Effects of stimulated hip extension moment and position on upper-limb support forces during FNS-induced standing--a technical note

R Triolo, M Wibowo, J Uhlir, R Kobetic, R Kirsch, R Triolo, M Wibowo, J Uhlir, R Kobetic, R Kirsch

Abstract

This study explores the effects of active hip extension moment produced by electrical stimulation on the support forces the arms must exert through an assistive device during quiet erect standing with functional neuromuscular stimulation (FNS) in individuals with spinal cord injuries (SCI). A static sagittal plane biomechanical model of human standing was developed to predict the effects of stimulated hip extension moment and sagittal plane hip angle on the arm support necessary to maintain an upright posture. Two individuals with complete thoracic SCI were then tested while they stood with continuous stimulation to the knee and trunk extensors. The steady-state active extension moment exerted at the hip was varied by activating different combinations of hip extensor muscles with continuous stimulation while steady-state support forces applied to the arms and feet during standing were measured. The steady-state support forces imposed on the arms during quiet standing decrease with increased stimulated hip extension moment and are highly dependent upon hip flexion angle, as predicted by the biomechanical simulations. Experimentally, the combination of gluteus maximus and semimembranosus stimulation produced three times more steady-state hip extension moment than did stimulation of the gluteus maximus and adductor magnus.
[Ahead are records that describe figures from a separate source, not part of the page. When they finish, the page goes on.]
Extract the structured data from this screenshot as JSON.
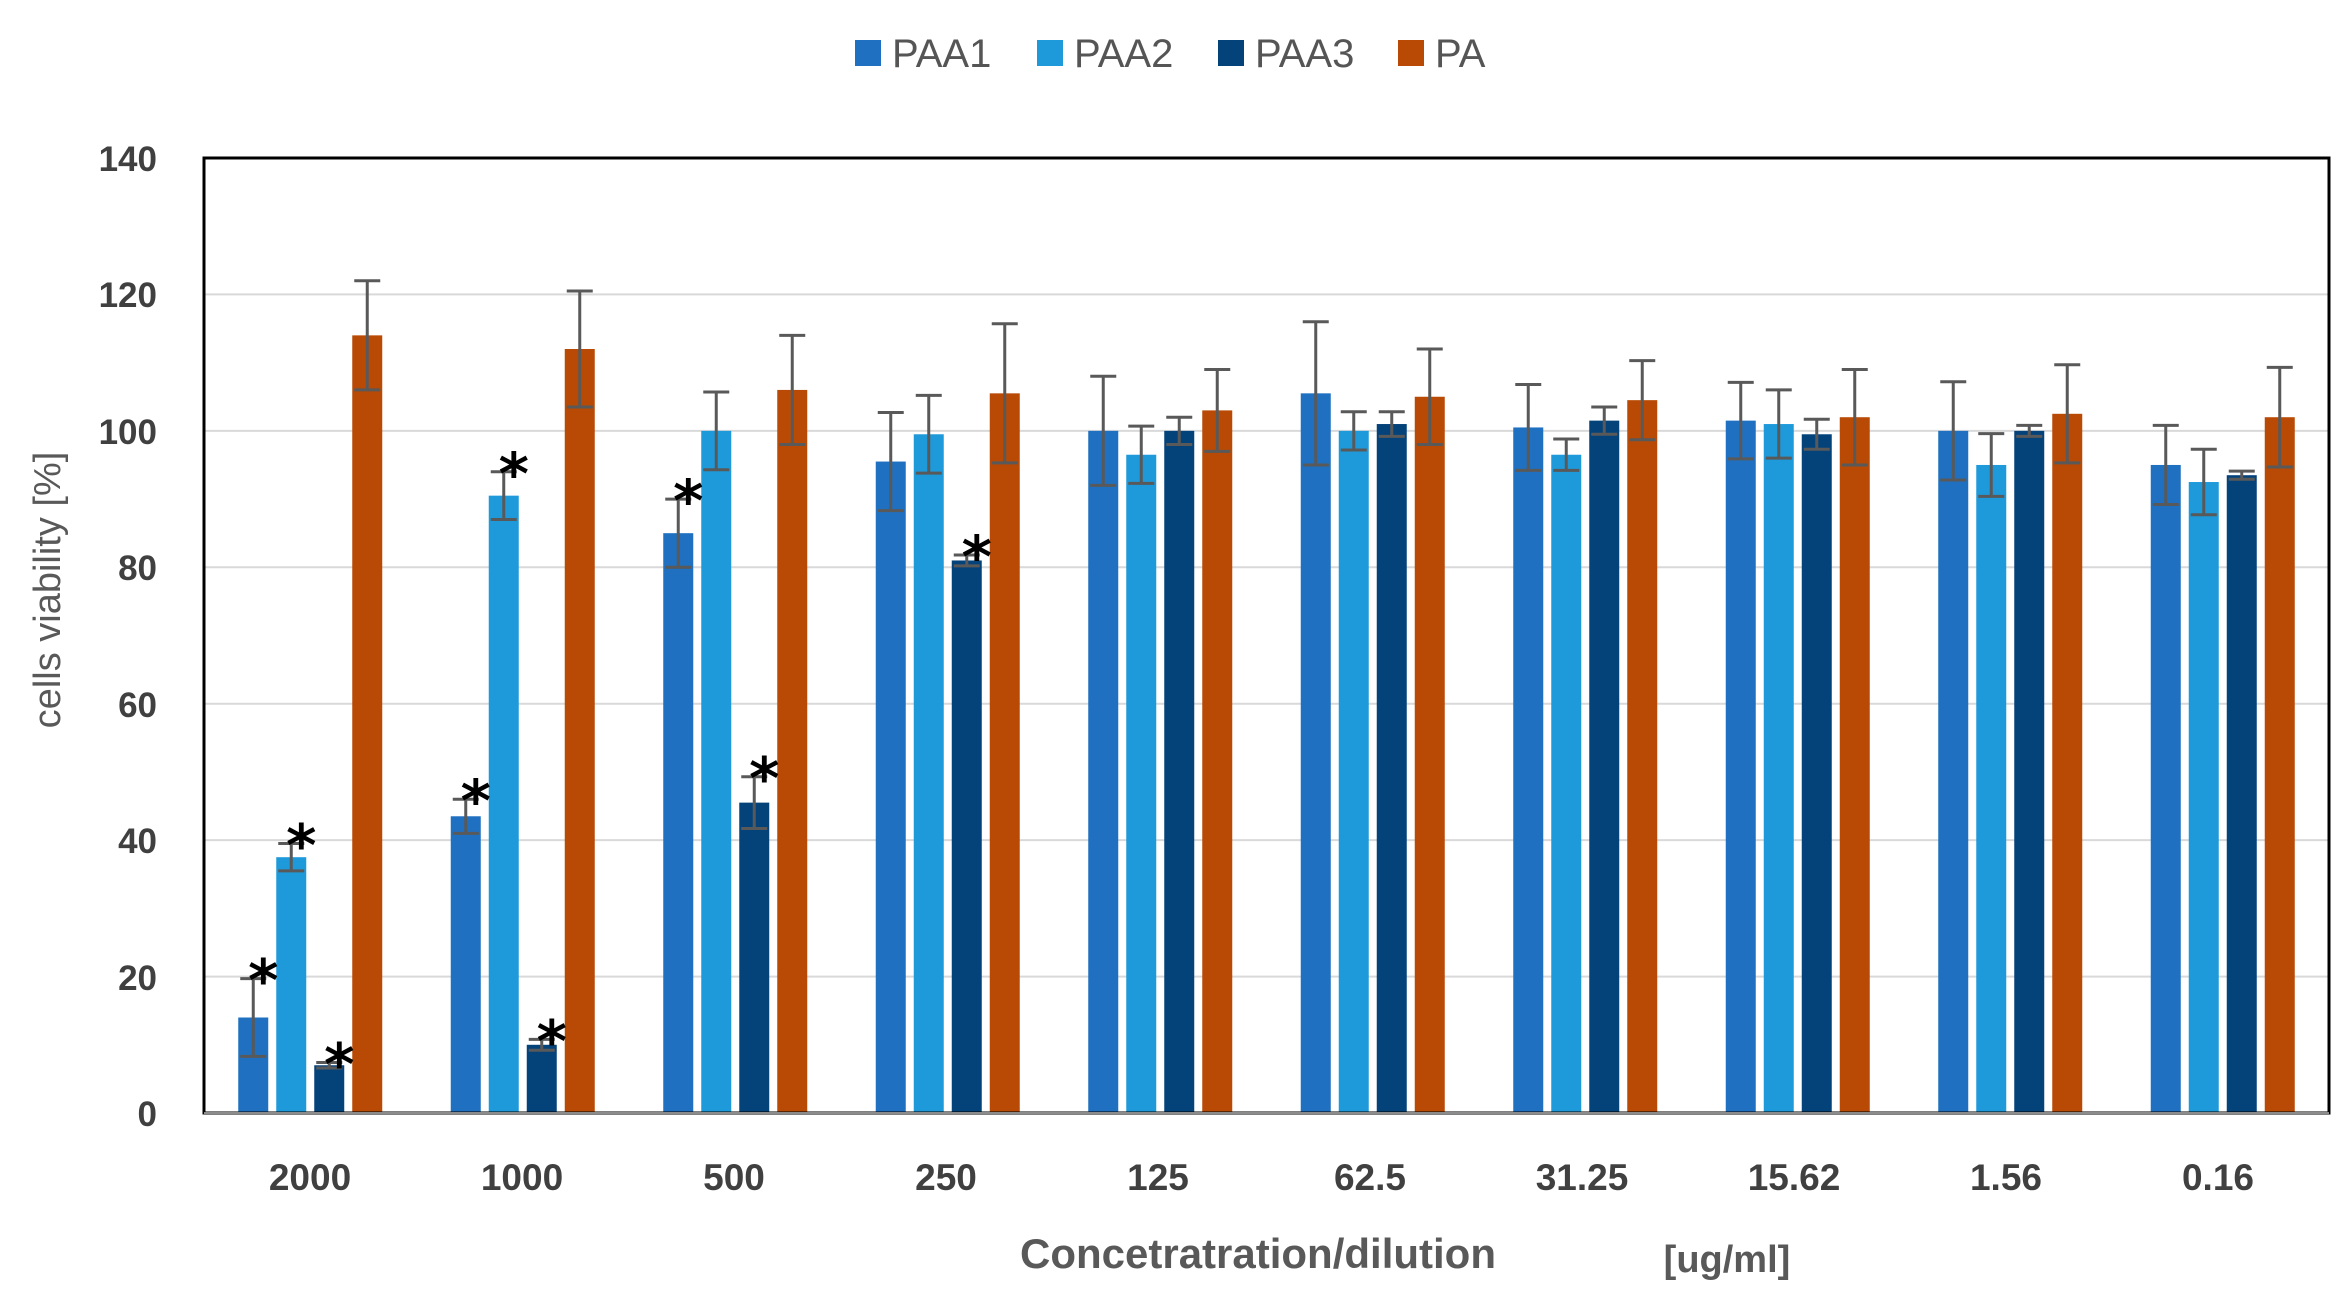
{
  "chart_data": {
    "type": "bar",
    "title": "",
    "xlabel": "Concetratration/dilution",
    "xunit": "[ug/ml]",
    "ylabel": "cells viability  [%]",
    "ylim": [
      0,
      140
    ],
    "yticks": [
      "0",
      "20",
      "40",
      "60",
      "80",
      "100",
      "120",
      "140"
    ],
    "grid": true,
    "legend_position": "top",
    "categories": [
      "2000",
      "1000",
      "500",
      "250",
      "125",
      "62.5",
      "31.25",
      "15.62",
      "1.56",
      "0.16"
    ],
    "significance_marker": "*",
    "series": [
      {
        "name": "PAA1",
        "color": "#1F70C1",
        "values": [
          14,
          43.5,
          85,
          95.5,
          100,
          105.5,
          100.5,
          101.5,
          100,
          95
        ],
        "errors": [
          5.7,
          2.5,
          5,
          7.2,
          8,
          10.5,
          6.3,
          5.6,
          7.2,
          5.8
        ],
        "significant": [
          true,
          true,
          true,
          false,
          false,
          false,
          false,
          false,
          false,
          false
        ]
      },
      {
        "name": "PAA2",
        "color": "#1E9ADB",
        "values": [
          37.5,
          90.5,
          100,
          99.5,
          96.5,
          100,
          96.5,
          101,
          95,
          92.5
        ],
        "errors": [
          2,
          3.5,
          5.7,
          5.7,
          4.2,
          2.8,
          2.3,
          5,
          4.6,
          4.8
        ],
        "significant": [
          true,
          true,
          false,
          false,
          false,
          false,
          false,
          false,
          false,
          false
        ]
      },
      {
        "name": "PAA3",
        "color": "#04427A",
        "values": [
          7,
          10,
          45.5,
          81,
          100,
          101,
          101.5,
          99.5,
          100,
          93.5
        ],
        "errors": [
          0.4,
          0.8,
          3.8,
          0.8,
          2,
          1.8,
          2,
          2.2,
          0.8,
          0.6
        ],
        "significant": [
          true,
          true,
          true,
          true,
          false,
          false,
          false,
          false,
          false,
          false
        ]
      },
      {
        "name": "PA",
        "color": "#B84A05",
        "values": [
          114,
          112,
          106,
          105.5,
          103,
          105,
          104.5,
          102,
          102.5,
          102
        ],
        "errors": [
          8,
          8.5,
          8,
          10.2,
          6,
          7,
          5.8,
          7,
          7.2,
          7.3
        ],
        "significant": [
          false,
          false,
          false,
          false,
          false,
          false,
          false,
          false,
          false,
          false
        ]
      }
    ]
  }
}
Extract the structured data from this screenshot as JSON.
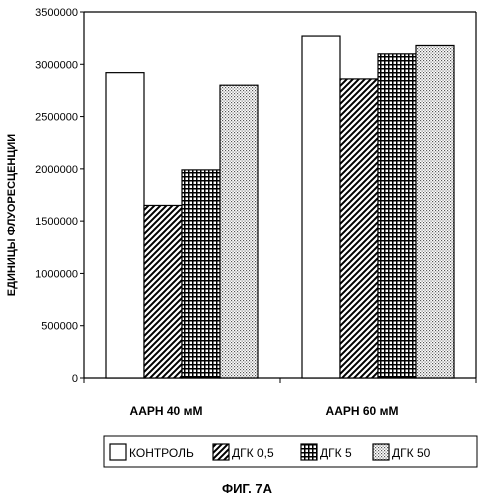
{
  "chart_data": {
    "type": "bar",
    "ylabel": "ЕДИНИЦЫ ФЛУОРЕСЦЕНЦИИ",
    "xlabel": "",
    "ylim": [
      0,
      3500000
    ],
    "yticks": [
      0,
      500000,
      1000000,
      1500000,
      2000000,
      2500000,
      3000000,
      3500000
    ],
    "ytick_labels": [
      "0",
      "500000",
      "1000000",
      "1500000",
      "2000000",
      "2500000",
      "3000000",
      "3500000"
    ],
    "categories": [
      "AAPH 40 мМ",
      "AAPH 60 мМ"
    ],
    "series": [
      {
        "name": "КОНТРОЛЬ",
        "values": [
          2920000,
          3270000
        ],
        "pattern": "white"
      },
      {
        "name": "ДГК 0,5",
        "values": [
          1650000,
          2860000
        ],
        "pattern": "diagonal"
      },
      {
        "name": "ДГК 5",
        "values": [
          1990000,
          3100000
        ],
        "pattern": "grid"
      },
      {
        "name": "ДГК 50",
        "values": [
          2800000,
          3180000
        ],
        "pattern": "dots"
      }
    ],
    "legend_position": "bottom",
    "grid": false
  },
  "caption": "ФИГ. 7А"
}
This resulted in a ten-fold decrease in body weight supported on the arms. More vertical postures (smaller hip flexion angles) improve the effectiveness of the hip extensor muscles in reducing the support forces placed on the arms. A single Newton-meter of stimulated hip extension moment with the hips fixed at 5 degrees of flexion results in almost five times the reduction in arm support forces as with the hips at 20 degrees. To minimize the forces applied by the arms on an assistive device for support while standing with FNS, these preliminary results suggest that (1) efforts should be made to assume the most erect postures possible and (2) muscles and stimulation paradigms that maximize active hip extension moment should be chosen.